Food & Drink

Carciofi alla Giudia (Fried Artichokes)

Carciofi alla giudia, which translates to “Jewish-style artichokes,” comes from Rome’s 2,000-year-old Jewish community. Italians’ love for artichokes first took hold in medieval Sicily, when Moorish traders introduced them to the region. Sicily’s Jewish community embraced them so heartily that they became known as “the Jewish vegetable.” In this recipe, the artichokes are fried twice, at two separate temperatures. Starting at the lower temperature allows the interior of the artichokes to cook without the exterior burning, while frying again at a higher temperature crisps up the exterior. A sprinkle of pecorino cheese and a squeeze of lemon at the end add a salty, bright flavor that eliminates the need for aioli. 

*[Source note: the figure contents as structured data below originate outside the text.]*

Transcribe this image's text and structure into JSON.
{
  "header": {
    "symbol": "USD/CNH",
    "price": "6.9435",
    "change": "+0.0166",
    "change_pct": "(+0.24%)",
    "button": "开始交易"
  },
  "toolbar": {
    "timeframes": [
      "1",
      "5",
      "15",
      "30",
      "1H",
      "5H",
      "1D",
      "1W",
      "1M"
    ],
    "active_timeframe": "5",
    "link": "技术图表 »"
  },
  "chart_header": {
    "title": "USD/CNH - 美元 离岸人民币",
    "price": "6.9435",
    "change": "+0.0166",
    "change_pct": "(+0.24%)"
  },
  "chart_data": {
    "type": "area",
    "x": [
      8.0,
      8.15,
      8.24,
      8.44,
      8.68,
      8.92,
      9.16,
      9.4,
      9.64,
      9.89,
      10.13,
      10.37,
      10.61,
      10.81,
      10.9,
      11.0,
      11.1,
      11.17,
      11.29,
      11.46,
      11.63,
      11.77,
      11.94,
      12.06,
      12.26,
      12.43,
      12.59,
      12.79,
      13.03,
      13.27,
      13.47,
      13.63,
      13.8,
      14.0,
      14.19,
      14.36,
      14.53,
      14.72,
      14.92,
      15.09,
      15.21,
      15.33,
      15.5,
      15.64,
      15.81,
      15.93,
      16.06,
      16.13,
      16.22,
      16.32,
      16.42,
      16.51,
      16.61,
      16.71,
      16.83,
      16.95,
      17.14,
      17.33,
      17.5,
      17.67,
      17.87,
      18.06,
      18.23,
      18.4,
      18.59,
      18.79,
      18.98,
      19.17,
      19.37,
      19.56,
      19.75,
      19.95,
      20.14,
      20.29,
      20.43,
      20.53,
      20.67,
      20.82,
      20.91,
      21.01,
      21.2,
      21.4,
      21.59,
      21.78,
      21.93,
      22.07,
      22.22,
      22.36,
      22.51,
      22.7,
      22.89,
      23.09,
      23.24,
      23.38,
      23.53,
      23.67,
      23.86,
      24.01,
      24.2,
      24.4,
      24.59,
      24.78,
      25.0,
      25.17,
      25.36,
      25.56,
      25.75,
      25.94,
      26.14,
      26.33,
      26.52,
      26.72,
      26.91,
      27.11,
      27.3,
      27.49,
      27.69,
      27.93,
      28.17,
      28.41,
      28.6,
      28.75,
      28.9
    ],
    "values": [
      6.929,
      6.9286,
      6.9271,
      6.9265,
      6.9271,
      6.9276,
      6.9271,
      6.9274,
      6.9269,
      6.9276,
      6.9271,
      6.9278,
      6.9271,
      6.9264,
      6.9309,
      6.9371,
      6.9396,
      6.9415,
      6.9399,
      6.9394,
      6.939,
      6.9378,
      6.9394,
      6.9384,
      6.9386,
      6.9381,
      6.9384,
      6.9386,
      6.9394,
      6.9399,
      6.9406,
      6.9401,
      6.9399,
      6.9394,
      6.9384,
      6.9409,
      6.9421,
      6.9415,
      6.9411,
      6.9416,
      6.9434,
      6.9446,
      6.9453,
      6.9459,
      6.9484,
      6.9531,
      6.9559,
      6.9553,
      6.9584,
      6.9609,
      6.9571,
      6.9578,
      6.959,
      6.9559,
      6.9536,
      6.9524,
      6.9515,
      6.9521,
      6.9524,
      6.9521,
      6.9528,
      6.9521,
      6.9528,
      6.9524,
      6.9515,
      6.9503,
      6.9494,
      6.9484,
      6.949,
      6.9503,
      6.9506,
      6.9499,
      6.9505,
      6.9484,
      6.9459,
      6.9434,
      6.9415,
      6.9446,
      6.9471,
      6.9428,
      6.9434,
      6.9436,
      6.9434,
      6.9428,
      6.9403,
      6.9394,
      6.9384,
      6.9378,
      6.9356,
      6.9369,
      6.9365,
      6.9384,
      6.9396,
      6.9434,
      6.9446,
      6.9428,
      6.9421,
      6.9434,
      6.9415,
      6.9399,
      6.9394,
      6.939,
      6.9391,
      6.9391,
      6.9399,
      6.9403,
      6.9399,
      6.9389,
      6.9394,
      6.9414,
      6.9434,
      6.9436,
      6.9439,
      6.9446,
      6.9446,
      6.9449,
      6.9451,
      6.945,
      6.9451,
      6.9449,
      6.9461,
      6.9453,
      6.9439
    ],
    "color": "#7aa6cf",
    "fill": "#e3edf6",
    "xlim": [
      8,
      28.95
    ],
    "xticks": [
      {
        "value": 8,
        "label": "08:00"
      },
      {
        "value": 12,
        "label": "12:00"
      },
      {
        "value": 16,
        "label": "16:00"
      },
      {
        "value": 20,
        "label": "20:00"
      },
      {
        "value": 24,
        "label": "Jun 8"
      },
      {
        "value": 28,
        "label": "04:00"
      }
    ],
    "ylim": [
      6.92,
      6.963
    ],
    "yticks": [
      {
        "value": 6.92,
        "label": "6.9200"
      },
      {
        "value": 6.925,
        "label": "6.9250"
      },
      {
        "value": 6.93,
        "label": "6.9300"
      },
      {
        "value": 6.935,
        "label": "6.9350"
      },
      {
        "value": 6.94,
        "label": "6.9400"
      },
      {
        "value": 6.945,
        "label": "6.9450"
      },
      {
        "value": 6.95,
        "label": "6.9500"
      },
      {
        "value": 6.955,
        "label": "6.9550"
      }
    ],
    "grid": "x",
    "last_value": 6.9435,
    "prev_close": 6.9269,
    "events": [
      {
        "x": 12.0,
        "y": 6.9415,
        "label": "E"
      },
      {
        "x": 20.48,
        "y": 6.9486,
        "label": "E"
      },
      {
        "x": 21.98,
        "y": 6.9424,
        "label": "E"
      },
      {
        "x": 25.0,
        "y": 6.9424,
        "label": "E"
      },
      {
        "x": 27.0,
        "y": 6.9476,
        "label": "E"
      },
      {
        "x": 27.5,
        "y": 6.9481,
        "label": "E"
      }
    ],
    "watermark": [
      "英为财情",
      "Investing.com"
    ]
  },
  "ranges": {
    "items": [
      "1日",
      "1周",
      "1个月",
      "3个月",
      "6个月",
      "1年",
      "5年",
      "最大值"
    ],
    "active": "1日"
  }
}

What do you look for when purchasing artichokes? 

When buying artichokes, choose ones that feel heavy for their size, indicating they are plump and juicy. 

They should have a vibrant green color without any brown or yellow spots. You’ll also want to look for tightly closed leaves and a fresh stem that’s not shriveled or dried. Lastly, don’t forget the squeak test: A fresh artichoke will let out a light squeaking sound when gently squeezed. 

Notes from the Food & Wine Test Kitchen

You’ll want two important things for this recipe: a curved paring knife and lemons. Traditionally, Romans used a curved paring knife, sometimes called a peeling knife or bird’s beak knife, to peel back the woody top layer of the artichoke stems and trim away the tough leaves. The curve is helpful for working around the artichoke’s globe-like shape. If you do not have access to one, however, any sharp paring knife or vegetable peeler will work. 

As for the lemons, their acidity helps combat oxidation, which otherwise very quickly turns artichokes brown. Before you begin, halve a lemon and keep it at the ready, rubbing the lemon halves over any trimmed areas that are newly exposed to oxygen. Alternatively, make the bowl of lemon water from the recipe instructions and keep that handy.

Make ahead

Artichokes can be prepped and stored in lemon water for up to 24 hours before cooking. Fried artichokes, like most fried foods, do not keep well and are best eaten right away.